Un univers gothique : de Nosferatu à Knock
La mise en scène de la compagnie Libre d’Esprit épouse très bien ce côté effrayant, avec une référence évidente au monde des ténèbres et ses créatures fantastiques. Ici les comédiens sont peu à peu vampirisés par le Docteur Knock et sa philosophie publicitaire de la médecine. Il est comme un savant fou, un gourou persuadé de sa mission et qui entraine avec lui le reste des habitants du bourg qui se comportent comme lui et ne jurent plus que par ses mots.
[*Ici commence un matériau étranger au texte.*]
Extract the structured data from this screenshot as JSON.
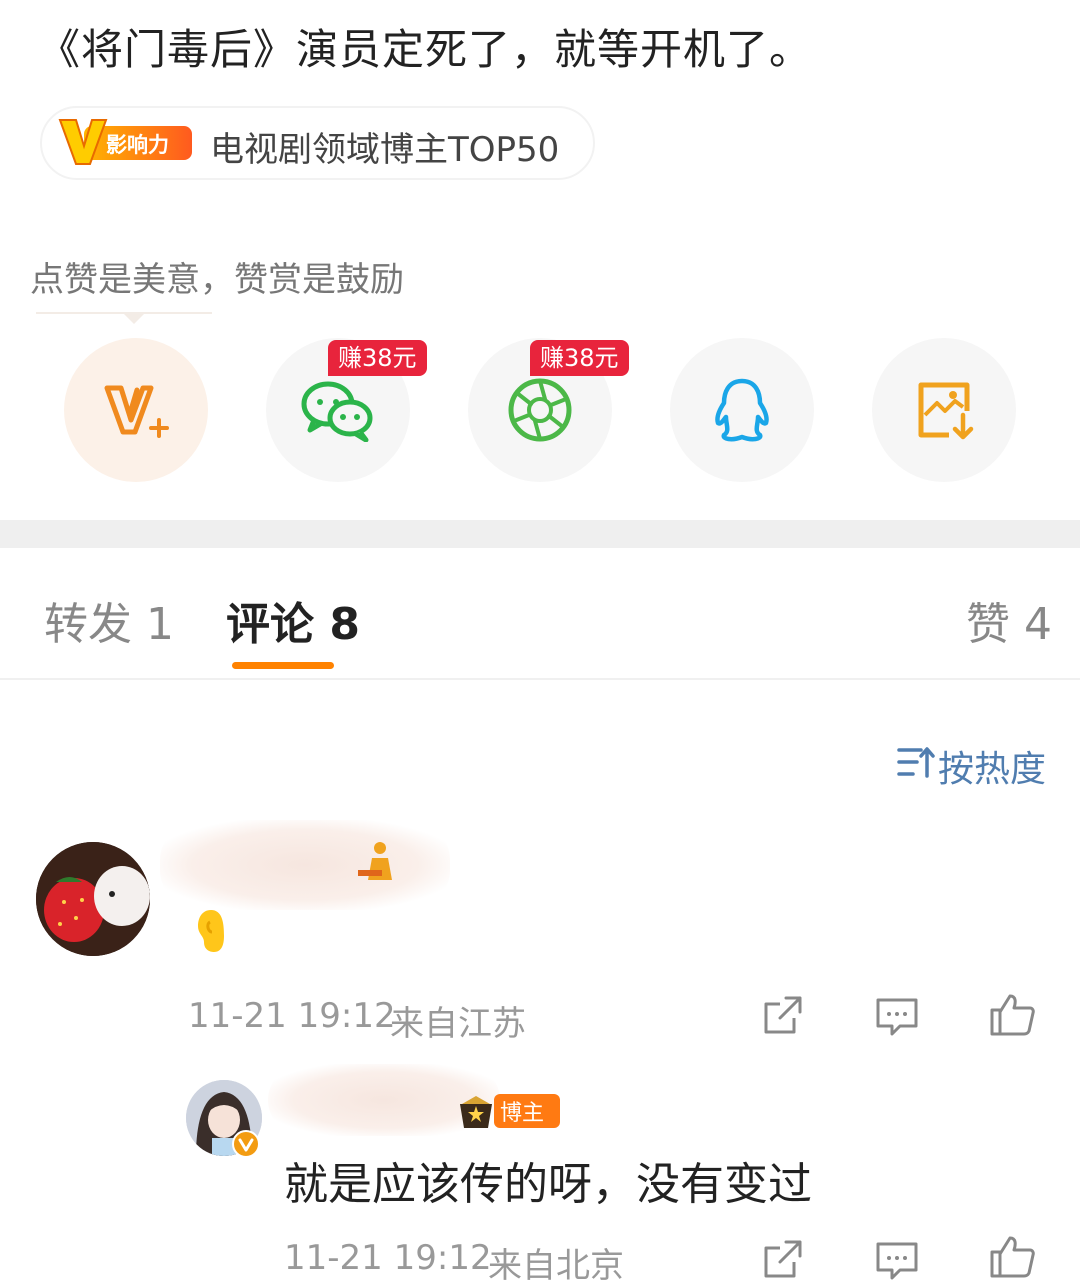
{
  "post": {
    "text": "《将门毒后》演员定死了，就等开机了。",
    "influence_badge_text": "影响力",
    "influence_label": "电视剧领域博主TOP50"
  },
  "share": {
    "hint": "点赞是美意，赞赏是鼓励",
    "earn_wechat": "赚38元",
    "earn_moments": "赚38元",
    "buttons": [
      "vplus-icon",
      "wechat-icon",
      "moments-icon",
      "qq-icon",
      "save-image-icon"
    ]
  },
  "tabs": {
    "repost": "转发 1",
    "comment": "评论 8",
    "like": "赞 4"
  },
  "sort_label": "按热度",
  "comments": [
    {
      "time": "11-21 19:12",
      "location": "来自江苏",
      "replies": [
        {
          "badge": "博主",
          "text": "就是应该传的呀，没有变过",
          "time": "11-21 19:12",
          "location": "来自北京"
        }
      ]
    }
  ],
  "colors": {
    "accent": "#ff8200",
    "link": "#507daf",
    "earn": "#e8243c",
    "wechat": "#2bb44a",
    "qq": "#1aa6e8"
  }
}
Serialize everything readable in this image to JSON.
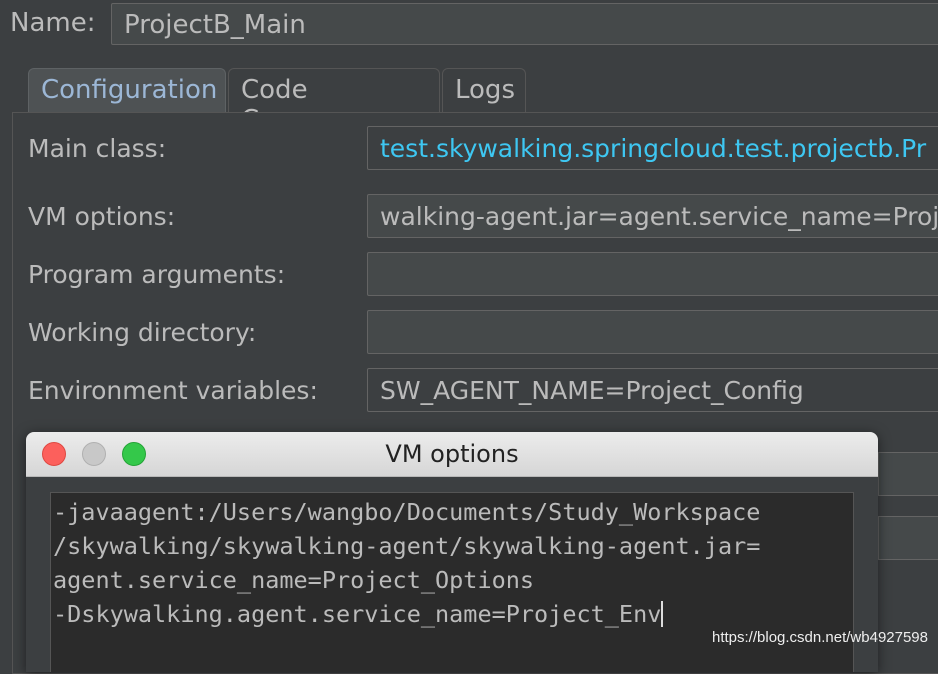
{
  "name_label": "Name:",
  "name_value": "ProjectB_Main",
  "tabs": [
    {
      "label": "Configuration"
    },
    {
      "label": "Code Coverage"
    },
    {
      "label": "Logs"
    }
  ],
  "form": {
    "main_class_label": "Main class:",
    "main_class_value": "test.skywalking.springcloud.test.projectb.Pr",
    "vm_options_label": "VM options:",
    "vm_options_value": "walking-agent.jar=agent.service_name=Proj",
    "program_args_label": "Program arguments:",
    "program_args_value": "",
    "working_dir_label": "Working directory:",
    "working_dir_value": "",
    "env_vars_label": "Environment variables:",
    "env_vars_value": "SW_AGENT_NAME=Project_Config"
  },
  "dialog": {
    "title": "VM options",
    "lines": [
      "-javaagent:/Users/wangbo/Documents/Study_Workspace",
      "/skywalking/skywalking-agent/skywalking-agent.jar=",
      "agent.service_name=Project_Options",
      "-Dskywalking.agent.service_name=Project_Env"
    ]
  },
  "watermark": "https://blog.csdn.net/wb4927598"
}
Nikson Pitaqaj choisit délibérément un univers froid, avec peu de décors, peut-être pour traduire un espace impersonnel, rempli de personnes vite dépossédées de leur caractère ou de leur esprit critique. Le bourg semble vide comme un gigantesque hôpital où finiront tragiquement tous les habitants. Cette pièce nous renvoie à nos peurs ancestrales relatives à notre santé, déjà présentes au Moyen-Âge, celles qui nous amènent à avoir des comportements aussi forts et inconditionnels à la fois. D’un côté nous nous méfions fortement de quiconque tente de nous soigner par peur de nous faire piéger, et en même temps, notre angoisse est si puissante que nous serions prêts à croire n’importe qui religieusement, si cela peut nous garantir la santé. Que l’on se soit tourné vers la religion à l’époque, ou bien vers la science aujourd’hui, Knock nous met en garde contre des comportements fanatiques et idéologiques.